An Action-packed Week in Washington

The quest to approve federal funding continued during another busy week in Washington, where lawmakers took up a $435 billion funding package that includes the Agriculture and the Food and Drug Administration (FDA), the Department of Justice, the Department of Commerce, the Department of Veterans Affairs, and many more. Congressional appropriators will now focus on the second tranche of funding for additional departments covering areas of defense, financial services and general government, including the Department of Homeland Security and the State Department, all of which will need to be enacted before March 22.

On Tuesday, 16 states and American Samoa held presidential primary elections, with 854 Republican and 1,420 Democratic delegates at stake. While neither President Joe Biden nor former President Donald Trump have attained the necessary delegates to secure their respective party’s nomination, the results from Tuesday appear to further make a repeat of the 2020 race a forgone conclusion. Congressional primary elections were also held on Tuesday in Alabama, Arkansas, California, North Carolina and Texas.

As if this week was not hectic enough, Biden was scheduled to deliver his second State of the Union address on Thursday, formally launching his campaign for reelection by drawing a stark contrast with Trump and Congressional Republicans. 

Partisan lines will further harden next week when the White House submits the president’s fiscal year 2025 federal budget request on March 11. While a president’s budget request is generally regarded as a political document, this one should be of special interest to commercial real estate; the revenue proposals Biden is likely to include will provide a peek at what Democrats may propose in next year’s negotiations of tax legislation to replace the expiring provisions that were included in the 2017 law signed by Trump.

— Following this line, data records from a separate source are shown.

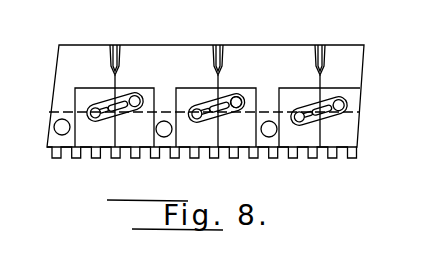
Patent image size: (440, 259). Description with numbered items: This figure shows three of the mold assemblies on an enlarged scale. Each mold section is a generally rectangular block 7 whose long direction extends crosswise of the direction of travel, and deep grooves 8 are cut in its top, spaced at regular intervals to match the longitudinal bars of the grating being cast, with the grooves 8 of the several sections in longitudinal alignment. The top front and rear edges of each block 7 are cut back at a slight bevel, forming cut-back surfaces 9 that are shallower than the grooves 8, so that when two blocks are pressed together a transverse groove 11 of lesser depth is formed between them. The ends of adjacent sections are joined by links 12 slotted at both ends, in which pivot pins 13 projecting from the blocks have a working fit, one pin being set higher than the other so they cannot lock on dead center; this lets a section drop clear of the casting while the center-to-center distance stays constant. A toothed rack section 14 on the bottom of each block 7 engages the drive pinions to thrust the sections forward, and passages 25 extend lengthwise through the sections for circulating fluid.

The rectangular block 7 is at (173, 58).
The deep grooves 8 is at (137, 58).
The cut-back surfaces 9 is at (223, 52).
The transverse groove 11 is at (113, 48).
The links 12 is at (353, 113).
The pivot pins 13 is at (235, 100).
The toothed rack section 14 is at (340, 159).
The passages 25 is at (160, 137).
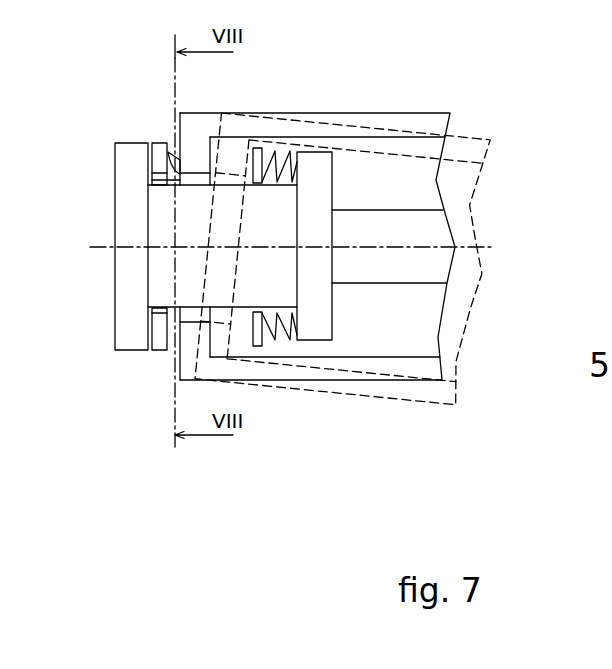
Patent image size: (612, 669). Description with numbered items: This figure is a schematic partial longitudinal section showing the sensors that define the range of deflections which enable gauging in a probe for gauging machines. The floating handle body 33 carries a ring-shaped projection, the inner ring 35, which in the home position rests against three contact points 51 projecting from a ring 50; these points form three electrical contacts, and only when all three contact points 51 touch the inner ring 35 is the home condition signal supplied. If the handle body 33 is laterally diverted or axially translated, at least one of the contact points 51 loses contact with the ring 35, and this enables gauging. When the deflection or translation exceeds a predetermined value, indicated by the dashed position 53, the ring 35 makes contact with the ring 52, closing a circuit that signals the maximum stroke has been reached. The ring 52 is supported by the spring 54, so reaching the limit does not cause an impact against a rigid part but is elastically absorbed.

If the past budget proposals are any guide, expect the president’s budget to include provisions to cap or eliminate property transfers under IRS Section 1031, raise capital gains rates, and potentially eliminate carried interest.  During NAIOP’s CL&LR conference last month in Washington, D.C., NAIOP chapters met with their respective House and Senate offices to explain how these provisions are essential to the long-term health of the industry. These meetings will provide NAIOP with a solid foundation on which to continue to advocate for commercial real estate during the upcoming negotiations for a tax bill and we thank all who participated.

While talk of a government shut down has dominated the news coverage of Capitol Hill lately, there are other issues that we expect to return to the forefront in the coming weeks. Chief among those will be an aid package for Ukraine, Israel and Taiwan.  House Democratic Leadership is demanding that House Speaker Mike Johnson take up the $95 billion Senate-passed foreign aid bill approved last month. In addition, Congressman Brian Fitzpatrick (R-PA) and Congressman Jared Golden (D-ME) introduced a scaled-down $66 billion version of the Senate bill with added border security provisions. Of note is that Fitzpatrick has also drafted a discharge petition, which is a legislative tactic that enables a majority of the House to bypass the Speaker and bring a bill directly to the floor for consideration. It would be a highly unusual move for a member of the majority party to file a discharge petition, and a member of Fitzpatrick’s stature initiating such a move highlights how deeply divided House Republicans are on Ukraine funding. 

Another matter of importance to commercial real estate is the fate of H.R. 7024, the Tax Relief for American Families and Workers Act. This legislation was written by House Ways and Means Chairman Jason Smith (R-MO) and Senate Finance Chairman Ron Wyden (D-OR). It will temporarily expand the child tax credit, boost the low-income housing tax credit, along with restoring business tax deductions for research and development expenses, bonus depreciation for capital expenditures and restore interest expenses. The bill was approved by the House in January by a vote of 357–70 but is currently held up in the Senate by the Senate Finance Committee Ranking Member Mike Crapo (R-ID), who has concerns with the way the legislation would consider income for eligibility of the child tax credit. 

Optimism remains that these outstanding issues can be resolved this spring, but narrow majorities in both the House and the Senate continue to make it difficult to reach consensus. NAIOP’s government affairs team will continue to monitor the process and keep members informed on how developments affect commercial real estate.